My very young Client came to see me with her parents to see a psychologist, perhaps, learn something, and tell me about herself.

We all sat down and started our adult conversations, leaving the child to do what she thought was right.

But out of all the things we offered, she only wanted to draw.

From time to time, while she was working on some subject that only she knew, she would look at us, and then, after some hesitation, she came first to her father and then to her mother, sat down next to them and became sad.

Since she was mostly silent and only moved between the adults, I asked her why she was sad. She replied in a very “adult” way that she felt sorry for her mum. However, over time, she continued to paint again.

After finishing the last touches of her first handwritten work, she drew our attention to herself and began telling us her story without any need for questions.

About how she goes to school, who plays with her and with whom she communicates. For some reason, there were only two boys in her class to play with her.

She shared with a smile her life, in which the desired and the real harmoniously merged into one unbelievable story of a little dreamer.

The second meeting was completely different.

Adults and she, small and yet somehow “grown-up”.

There was no need to ask her questions. She went to the flipchart again and started drawing without invitation or suggestion.

Only now, while drawing, she was talking about a large body (she called it her own) in which a completely different girl from her class lives. She refuses to communicate and be friends with my Client. And that she, this girl, tells others to avoid her. My Client added that she wanted to be friends with this girl because the teacher was quite nice to her. And finally, she said that the complicated thing for her is when the girl who lives in this big body persuades others against my Client, and a little dreamer cannot get rid of the girl from a large body.
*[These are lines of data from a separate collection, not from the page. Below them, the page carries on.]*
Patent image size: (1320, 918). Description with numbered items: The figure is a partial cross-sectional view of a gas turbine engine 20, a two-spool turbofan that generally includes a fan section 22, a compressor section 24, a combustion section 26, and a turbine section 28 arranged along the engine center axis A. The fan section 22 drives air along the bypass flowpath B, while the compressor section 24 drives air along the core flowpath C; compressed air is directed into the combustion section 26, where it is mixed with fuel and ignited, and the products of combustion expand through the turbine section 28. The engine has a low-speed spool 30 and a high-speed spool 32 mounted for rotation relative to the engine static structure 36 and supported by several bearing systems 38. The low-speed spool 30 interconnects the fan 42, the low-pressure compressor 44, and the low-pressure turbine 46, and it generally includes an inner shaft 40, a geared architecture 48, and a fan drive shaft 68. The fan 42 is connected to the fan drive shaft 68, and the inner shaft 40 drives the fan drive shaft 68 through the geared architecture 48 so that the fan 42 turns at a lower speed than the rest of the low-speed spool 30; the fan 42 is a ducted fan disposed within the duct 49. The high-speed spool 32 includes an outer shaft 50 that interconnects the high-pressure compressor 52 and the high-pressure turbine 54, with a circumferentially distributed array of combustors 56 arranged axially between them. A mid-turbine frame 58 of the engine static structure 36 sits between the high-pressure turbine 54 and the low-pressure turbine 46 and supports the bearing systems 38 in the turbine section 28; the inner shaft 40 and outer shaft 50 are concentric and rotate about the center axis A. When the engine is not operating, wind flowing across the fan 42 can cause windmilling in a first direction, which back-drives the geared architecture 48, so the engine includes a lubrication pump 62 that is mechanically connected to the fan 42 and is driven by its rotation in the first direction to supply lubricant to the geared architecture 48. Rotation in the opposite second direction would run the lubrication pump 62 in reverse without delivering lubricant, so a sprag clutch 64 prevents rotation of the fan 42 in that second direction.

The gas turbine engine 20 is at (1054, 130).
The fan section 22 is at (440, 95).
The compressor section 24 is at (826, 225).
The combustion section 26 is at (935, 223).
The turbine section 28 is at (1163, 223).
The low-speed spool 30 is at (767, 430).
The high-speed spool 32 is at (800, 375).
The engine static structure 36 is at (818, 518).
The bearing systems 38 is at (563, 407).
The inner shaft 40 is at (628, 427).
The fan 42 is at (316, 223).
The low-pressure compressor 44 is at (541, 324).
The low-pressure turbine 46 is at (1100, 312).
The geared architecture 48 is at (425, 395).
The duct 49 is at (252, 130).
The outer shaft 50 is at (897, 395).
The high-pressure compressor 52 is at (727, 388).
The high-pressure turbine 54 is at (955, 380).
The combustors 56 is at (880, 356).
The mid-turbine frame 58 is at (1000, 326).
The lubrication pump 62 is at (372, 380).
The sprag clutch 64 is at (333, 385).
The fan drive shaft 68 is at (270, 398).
Listening to the child’s words and noticing how quickly she turns the giant pages of the flipchart, adding new storylines to the drawing, telling me that I can’t be so big, and I need to let this girl inside my giant body out. And that she is no longer a part of it. And that it is so easy to be without her and significant that she is perhaps close, but not in this body. Then the next page and a completely different story about someone she wants to be friends with.

And that’s it!

It took only a few meetings to find and decipher the cause of the parent’s anxiety.

The fear was that the child had a tantrum after school for no reason, and it was impossible to calm him down.

And the child’s deep sadness that someone he knows by face and name was setting others against a little dreamer. That all the other classmates listen to the person who is persuading them. And that the teacher is very fond of the person who is setting others against a little girl. And that even if they take away her toys, she is not sad since, at least, some children play with her that way.

So, combining all these children’s storylines, we can describe a classic picture of bullying-cajoling or bullying-rejection-ignoring.

But the trouble is that my little girl is only six and a half years old. And she is in the first grade.

She is going through a challenging crisis in her life, and in this crisis, instead of adaptation, she receives the opposite maladaptive stimuli.

And none of those who are responsible for this girl within the school, and even the main one is the teacher, even notices this. So, what are we adults worth when we have the drama of a little girl’s life right next to us?

And then, what does bullying look like through the eyes of a child? I think it is not teasing, ignoring, or rejection!

It is her first lonely suffering, in which her body suffers and her soul cries quietly.